Like any new device, it took time for blacks and progressive whites to fully utilize the Voting Rights Act. Section V is a powerful tool and a near-anomaly in the law, requiring prior Department of Justice approval before states or other covered jurisdictions can make changes to voting processes and procedures. But its power derives from the circumstances surrounding its implementation. Some jurisdictions were so determined to deny minority groups the right to vote that they could not be trusted to manage their own elections. Eventually, the Jackson campaigns of 1984 and 1988 ushered in a new era of black political participation with thousands of black elected officials suing to create single-member districts where minority voting strength could be felt and breaking down the barriers to voter registration.
Motor Voter was an important milestone in the march toward full enfranchisement. Gone were the last vestiges of voter intimidation and courthouse-only registration. Potential voters could register at the public library, in school, at public agency offices and in door-to-door campaigns mounted by activists. And they could document their citizenship and residency in dozens of ways: utility bills, passports, birth certificates, student i.d. cards were all acceptable forms of identification.
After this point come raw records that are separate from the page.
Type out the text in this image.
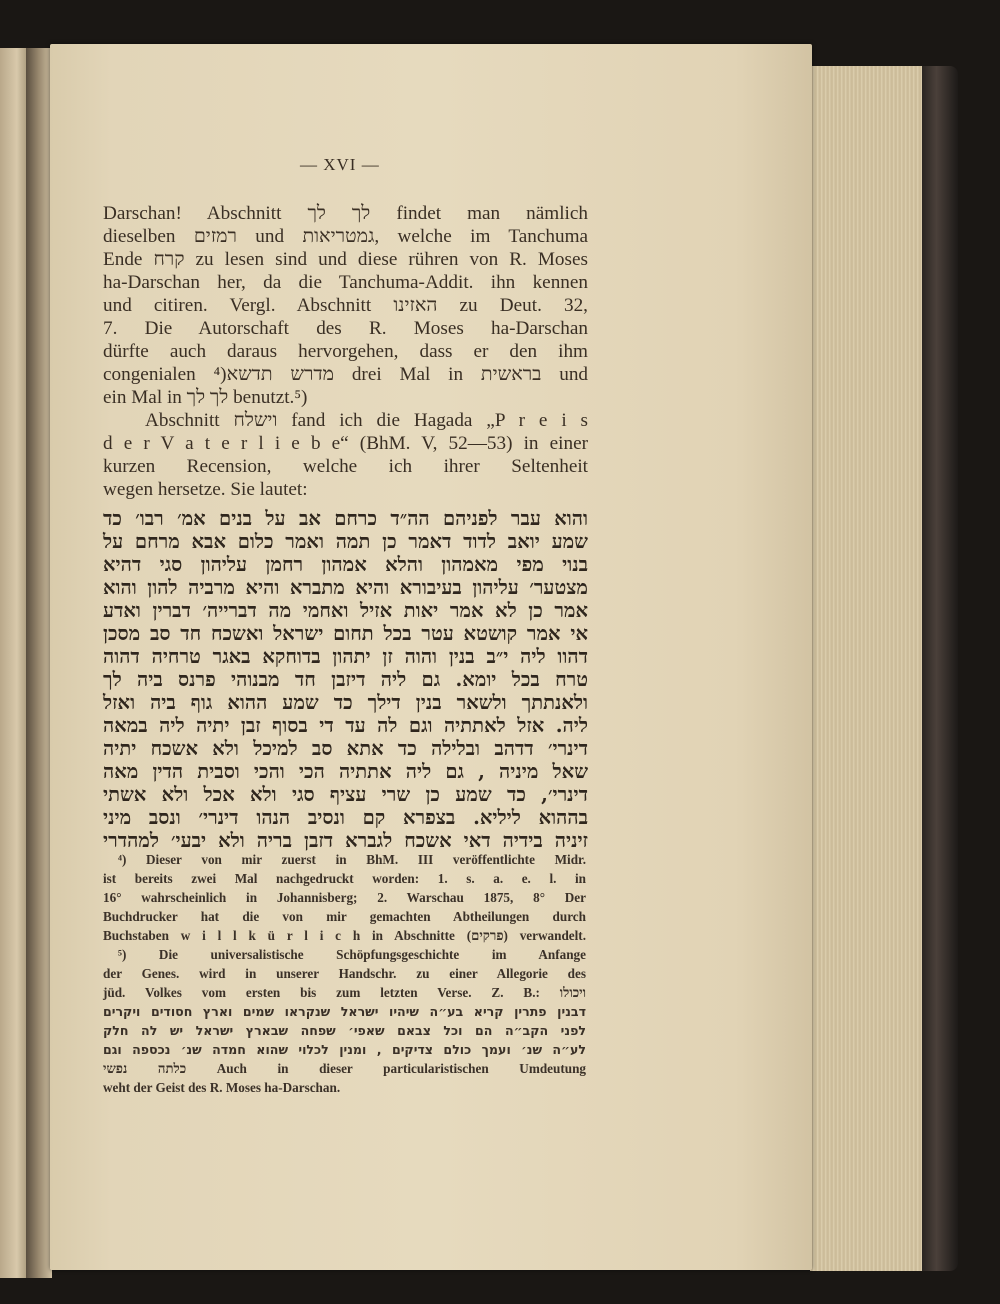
— XVI —
Darschan! Abschnitt לך לך findet man nämlich
dieselben רמזים und גמטריאות, welche im Tanchuma
Ende קרח zu lesen sind und diese rühren von R. Moses
ha-Darschan her, da die Tanchuma-Addit. ihn kennen
und citiren. Vergl. Abschnitt האזינו zu Deut. 32,
7. Die Autorschaft des R. Moses ha-Darschan
dürfte auch daraus hervorgehen, dass er den ihm
congenialen ⁴)מדרש תדשא drei Mal in בראשית und
ein Mal in לך לך benutzt.⁵)
Abschnitt וישלח fand ich die Hagada „P r e i s
d e r V a t e r l i e b e“ (BhM. V, 52—53) in einer
kurzen Recension, welche ich ihrer Seltenheit
wegen hersetze. Sie lautet:
והוא עבר לפניהם הה״ד כרחם אב על בנים אמ׳ רבו׳ כד
שמע יואב לדוד דאמר כן תמה ואמר כלום אבא מרחם על
בנוי מפי מאמהון והלא אמהון רחמן עליהון סגי דהיא
מצטער׳ עליהון בעיבורא והיא מתברא והיא מרביה להון והוא
אמר כן לא אמר יאות אזיל ואחמי מה דברייה׳ דברין ואדע
אי אמר קושטא עטר בכל תחום ישראל ואשכח חד סב מסכן
דהוו ליה י״ב בנין והוה זן יתהון בדוחקא באגר טרחיה דהוה
טרח בכל יומא. גם ליה דיזבן חד מבנוהי פרנס ביה לך
ולאנתתך ולשאר בנין דילך כד שמע ההוא גוף ביה ואזל
ליה. אזל לאתתיה וגם לה עד די בסוף זבן יתיה ליה במאה
דינרי׳ דדהב ובלילה כד אתא סב למיכל ולא אשכח יתיה
שאל מיניה , גם ליה אתתיה הכי והכי וסבית הדין מאה
דינרי׳, כד שמע כן שרי עציף סגי ולא אכל ולא אשתי
בההוא ליליא. בצפרא קם ונסיב הנהו דינרי׳ ונסב מיני
זיניה בידיה דאי אשכח לגברא דזבן בריה ולא יבעי׳ למהדרי
⁴) Dieser von mir zuerst in BhM. III veröffentlichte Midr.
ist bereits zwei Mal nachgedruckt worden: 1. s. a. e. l. in
16° wahrscheinlich in Johannisberg; 2. Warschau 1875, 8° Der
Buchdrucker hat die von mir gemachten Abtheilungen durch
Buchstaben w i l l k ü r l i c h in Abschnitte (פרקים) verwandelt.
⁵) Die universalistische Schöpfungsgeschichte im Anfange
der Genes. wird in unserer Handschr. zu einer Allegorie des
jüd. Volkes vom ersten bis zum letzten Verse. Z. B.: ויכולו
דבנין פתרין קריא בע״ה שיהיו ישראל שנקראו שמים וארץ חסודים ויקרים
לפני הקב״ה הם וכל צבאם שאפי׳ שפחה שבארץ ישראל יש לה חלק
לע״ה שנ׳ ועמך כולם צדיקים , ומנין לכלוי שהוא חמדה שנ׳ נכספה וגם
כלתה נפשי Auch in dieser particularistischen Umdeutung
weht der Geist des R. Moses ha-Darschan.
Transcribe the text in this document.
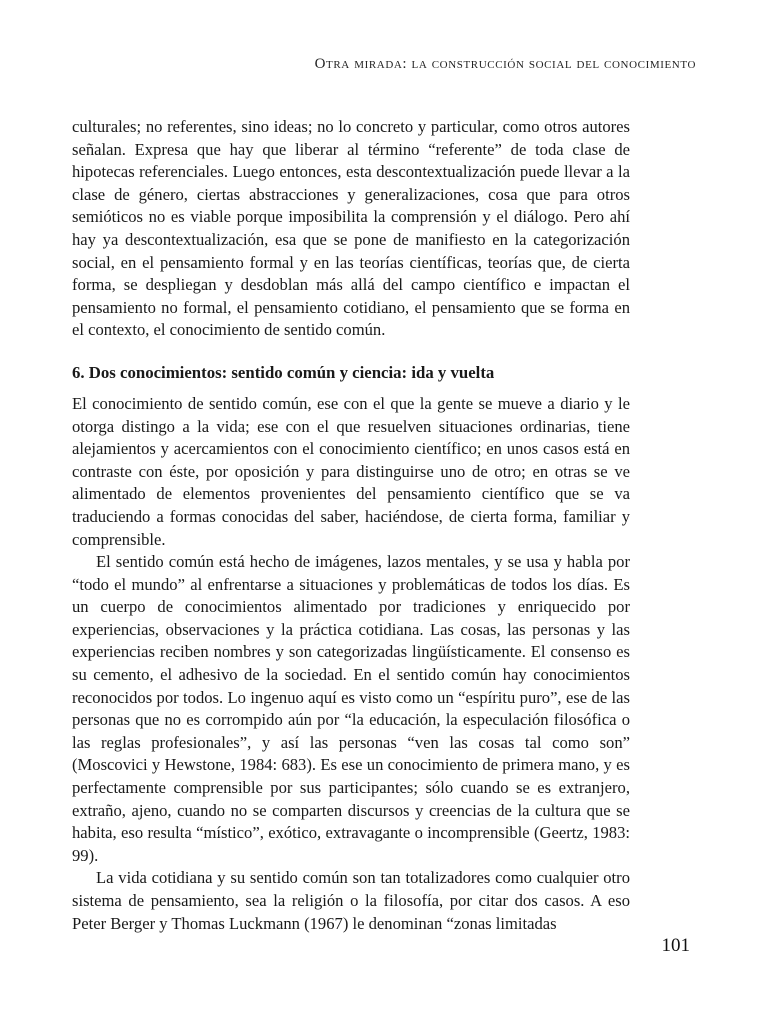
Otra mirada: la construcción social del conocimiento

culturales; no referentes, sino ideas; no lo concreto y particular, como otros autores señalan. Expresa que hay que liberar al término “referente” de toda clase de hipotecas referenciales. Luego entonces, esta descontextualización puede llevar a la clase de género, ciertas abstracciones y generalizaciones, cosa que para otros semióticos no es viable porque imposibilita la comprensión y el diálogo. Pero ahí hay ya descontextualización, esa que se pone de manifiesto en la categorización social, en el pensamiento formal y en las teorías científicas, teorías que, de cierta forma, se despliegan y desdoblan más allá del campo científico e impactan el pensamiento no formal, el pensamiento cotidiano, el pensamiento que se forma en el contexto, el conocimiento de sentido común.

6. Dos conocimientos: sentido común y ciencia: ida y vuelta

El conocimiento de sentido común, ese con el que la gente se mueve a diario y le otorga distingo a la vida; ese con el que resuelven situaciones ordinarias, tiene alejamientos y acercamientos con el conocimiento científico; en unos casos está en contraste con éste, por oposición y para distinguirse uno de otro; en otras se ve alimentado de elementos provenientes del pensamiento científico que se va traduciendo a formas conocidas del saber, haciéndose, de cierta forma, familiar y comprensible.

El sentido común está hecho de imágenes, lazos mentales, y se usa y habla por “todo el mundo” al enfrentarse a situaciones y problemáticas de todos los días. Es un cuerpo de conocimientos alimentado por tradiciones y enriquecido por experiencias, observaciones y la práctica cotidiana. Las cosas, las personas y las experiencias reciben nombres y son categorizadas lingüísticamente. El consenso es su cemento, el adhesivo de la sociedad. En el sentido común hay conocimientos reconocidos por todos. Lo ingenuo aquí es visto como un “espíritu puro”, ese de las personas que no es corrompido aún por “la educación, la especulación filosófica o las reglas profesionales”, y así las personas “ven las cosas tal como son” (Moscovici y Hewstone, 1984: 683). Es ese un conocimiento de primera mano, y es perfectamente comprensible por sus participantes; sólo cuando se es extranjero, extraño, ajeno, cuando no se comparten discursos y creencias de la cultura que se habita, eso resulta “místico”, exótico, extravagante o incomprensible (Geertz, 1983: 99).

La vida cotidiana y su sentido común son tan totalizadores como cualquier otro sistema de pensamiento, sea la religión o la filosofía, por citar dos casos. A eso Peter Berger y Thomas Luckmann (1967) le denominan “zonas limitadas

101
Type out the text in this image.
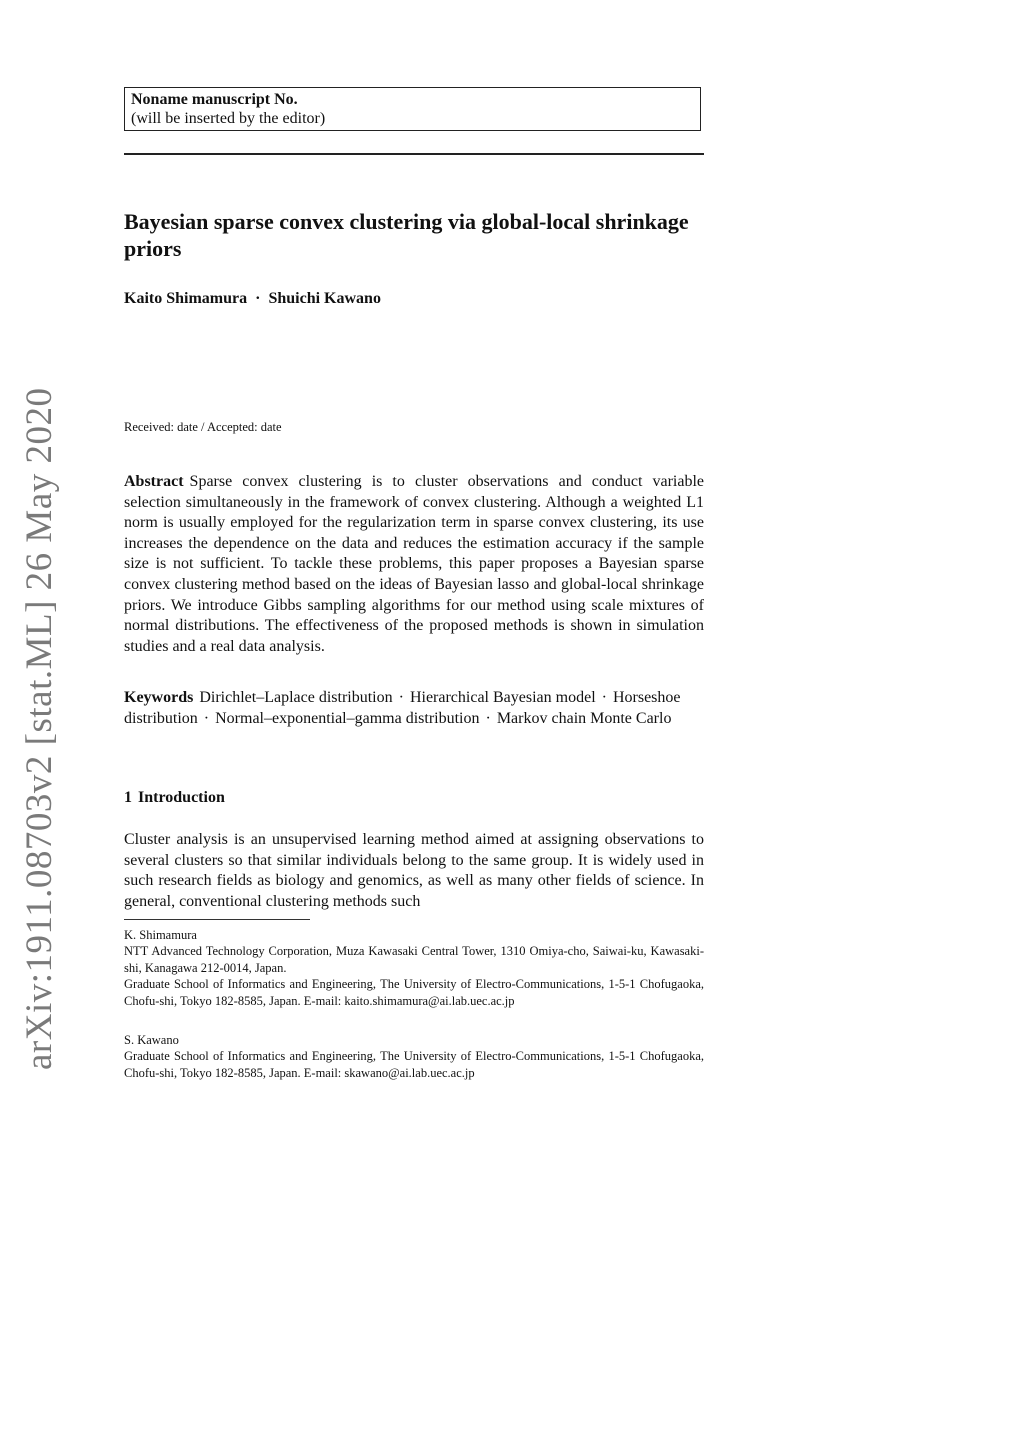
arXiv:1911.08703v2 [stat.ML] 26 May 2020
Noname manuscript No.
(will be inserted by the editor)
Bayesian sparse convex clustering via global-local shrinkage priors
Kaito Shimamura · Shuichi Kawano
Received: date / Accepted: date

Abstract Sparse convex clustering is to cluster observations and conduct variable selection simultaneously in the framework of convex clustering. Although a weighted L1 norm is usually employed for the regularization term in sparse convex clustering, its use increases the dependence on the data and reduces the estimation accuracy if the sample size is not sufficient. To tackle these problems, this paper proposes a Bayesian sparse convex clustering method based on the ideas of Bayesian lasso and global-local shrinkage priors. We introduce Gibbs sampling algorithms for our method using scale mixtures of normal distributions. The effectiveness of the proposed methods is shown in simulation studies and a real data analysis.

Keywords Dirichlet–Laplace distribution · Hierarchical Bayesian model · Horseshoe distribution · Normal–exponential–gamma distribution · Markov chain Monte Carlo

1 Introduction

Cluster analysis is an unsupervised learning method aimed at assigning observations to several clusters so that similar individuals belong to the same group. It is widely used in such research fields as biology and genomics, as well as many other fields of science. In general, conventional clustering methods such

K. Shimamura
NTT Advanced Technology Corporation, Muza Kawasaki Central Tower, 1310 Omiya-cho, Saiwai-ku, Kawasaki-shi, Kanagawa 212-0014, Japan.
Graduate School of Informatics and Engineering, The University of Electro-Communications, 1-5-1 Chofugaoka, Chofu-shi, Tokyo 182-8585, Japan. E-mail: kaito.shimamura@ai.lab.uec.ac.jp
S. Kawano
Graduate School of Informatics and Engineering, The University of Electro-Communications, 1-5-1 Chofugaoka, Chofu-shi, Tokyo 182-8585, Japan. E-mail: skawano@ai.lab.uec.ac.jp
But now, frightened by the country’s demographic realities and emboldened by a rightwing federal judiciary leftover from the Reagan-Bush era, some radical conservatives are raising the terrible visages of voter suppression and states’ rights once again. The battlefields are familiar, yet different this time around. All-white enclaves that surround Atlanta are seceding from Fulton County to avoid black political power. Republican-controlled legislatures are packing black voters into segregated districts to create even more partisan influence, with an avowed aim of running whites completely out of the Democratic Party. More than thirty states, led by Georgia, have enacted draconian voter i.d. laws, despite miniscule evidence of voter impersonation fraud. Industrial states are punishing union members to break the most reliable source of progressive organizational and economic clout.
Thirty-five years ago Earth Wind and Fire sang, “When Will We Ever Learn?” When it comes to states rights vs. minority voting rights, apparently the answer is “never.” Fortunately, coalitions of conscience are coming together across the nation. Wisconsin, Florida, Georgia, North Carolina, Michigan are refusing to allow voter suppression to push our nation quietly back into the bad old days of minority rule. Blacks, Latinos, women and labor union members are no longer junior associates – they are senior partners in the American experience.